A valid comparison of the crop financial return data from subsurface drip irrigation at the two sites is obscured by the fertilizer and fumigant applications at the UC Stratford site (UC table 4). These practices adversely affected profits and would probably not be used by the grower. Even with better fertilizer and fumigant management, we believe that net financial benefits from subsurface drip irrigation at the Stratford site will be more difficult to achieve because of soil and shallow groundwater table conditions that are more favorable to crop production when compared to those at the DWR Five Points Site.
Upgraded and surge irrigation resulted in equivalent or slightly lower seasonal irrigations when compared to subsurface drip at the Stratford site (UC table 2). Here water conservation with the subsurface drip system occurred as a result of lower preirrigation applications. At the Five Points site (DWR table 1), Careful irrigation management (deficit irrigation) allowed for consumptive use from the shallow water table, which resulted in a significant water savings during crop irrigations when compared to the furrow irrigation systems.
It may be possible to achieve water conservation from carefully designed and operated improved furrow irrigation systems equivalent to that obtainable from subsurface drip and LEPA. The question and conclusion will ultimately revolve around the costs and benefits of the alternatives. Increases in crop production may not be significant as a. result of water conservation from improved furrow irrigation; however, subsurface drip and LEPA may, in some cases, provide a financial benefit, as demonstrated by the subsurface drip results in 1989 at DWR's Five Points site (DWR table 3).
The financial benefit derived from water conservation and reduced deep percolation losses is, in reality, the only incentive a grower has to improve his irrigation practices . Present economic conditions offer little incentive to install improved furrow irrigation systems. Subsurface drip and LEPA irrigation may offer the additional potential benefit of higher crop returns from increased yield resulting from more responsive water and fertility management. However, in highly productive fields (UC Stratford site), the increased yield may not be sufficient to compensate for increased irrigation system costs, even if fertilizer and fumigant costs are similar to those of the DWR site (DWR table 3, UC table 4).
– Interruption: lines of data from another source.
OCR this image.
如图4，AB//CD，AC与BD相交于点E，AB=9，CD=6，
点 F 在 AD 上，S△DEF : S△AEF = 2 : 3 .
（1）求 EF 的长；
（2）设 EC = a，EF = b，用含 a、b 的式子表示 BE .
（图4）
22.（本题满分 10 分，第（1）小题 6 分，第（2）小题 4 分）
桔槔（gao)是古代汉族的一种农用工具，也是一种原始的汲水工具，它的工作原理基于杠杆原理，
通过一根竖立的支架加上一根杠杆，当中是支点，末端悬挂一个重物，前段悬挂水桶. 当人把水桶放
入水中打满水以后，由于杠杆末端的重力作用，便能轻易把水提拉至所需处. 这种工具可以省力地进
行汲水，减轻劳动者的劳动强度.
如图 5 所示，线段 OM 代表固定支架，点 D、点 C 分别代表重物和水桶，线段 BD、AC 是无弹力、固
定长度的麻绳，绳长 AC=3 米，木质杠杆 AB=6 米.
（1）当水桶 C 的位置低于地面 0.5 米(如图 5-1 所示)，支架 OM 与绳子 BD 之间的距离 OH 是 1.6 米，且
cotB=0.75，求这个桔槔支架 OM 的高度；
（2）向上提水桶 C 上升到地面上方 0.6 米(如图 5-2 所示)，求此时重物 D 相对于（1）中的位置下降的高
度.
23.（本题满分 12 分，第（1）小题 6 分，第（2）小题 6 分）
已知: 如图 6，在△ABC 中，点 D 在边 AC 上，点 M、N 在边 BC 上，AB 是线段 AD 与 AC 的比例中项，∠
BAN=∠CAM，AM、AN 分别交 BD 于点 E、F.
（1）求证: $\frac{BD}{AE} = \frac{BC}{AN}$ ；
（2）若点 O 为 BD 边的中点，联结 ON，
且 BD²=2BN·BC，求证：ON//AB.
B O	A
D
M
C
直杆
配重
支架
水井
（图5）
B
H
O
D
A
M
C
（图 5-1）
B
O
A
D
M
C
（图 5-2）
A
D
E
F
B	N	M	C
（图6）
Subsurface drip irrigation needs to be carefully evaluated over the life of the installed system considering the economic benefit relative to the crop rotation. Neither the 40-inch spacing at the UC site nor the 80-inch spacing at the DWR site is very well suited to the range of crops grown in rotation in the western San Joaquin Valley. Additional long-term demonstrations are needed to address these issues. It is premature to draw conclusions relative to the long-term viability of subsurface drip and LEPA irrigation in the western San Joaquin Valley based on the limited data available from the two demonstrations.
Long-term environmental impacts and hazards of drainwater disposal in the valley provide a strong incentive to investigate irrigation strategies that could minimize drainage volumes required to sustain crop production. Pressurized irrigation systems may offer the flexibility and control necessary to significantly limit unnecessary water additions to the shallow groundwater table. The consequential cost reductions for drainwater collection and disposal would increase the economic benefits to farmers with shallow water tables. The potential may exist to substantially reduce the areal extent of the drainwater problem in the valley, assuming large-scale usage of these types of irrigation systems. Additional work needs to be performed to study the long-term costs and benefits of these pressurized irrigation systems. These future studies should address design and operating alternatives based on the requirements of a diversified Cropping pattern and consider various long-term environmental problems related to water quality, pesticide applications, and crop nutrients.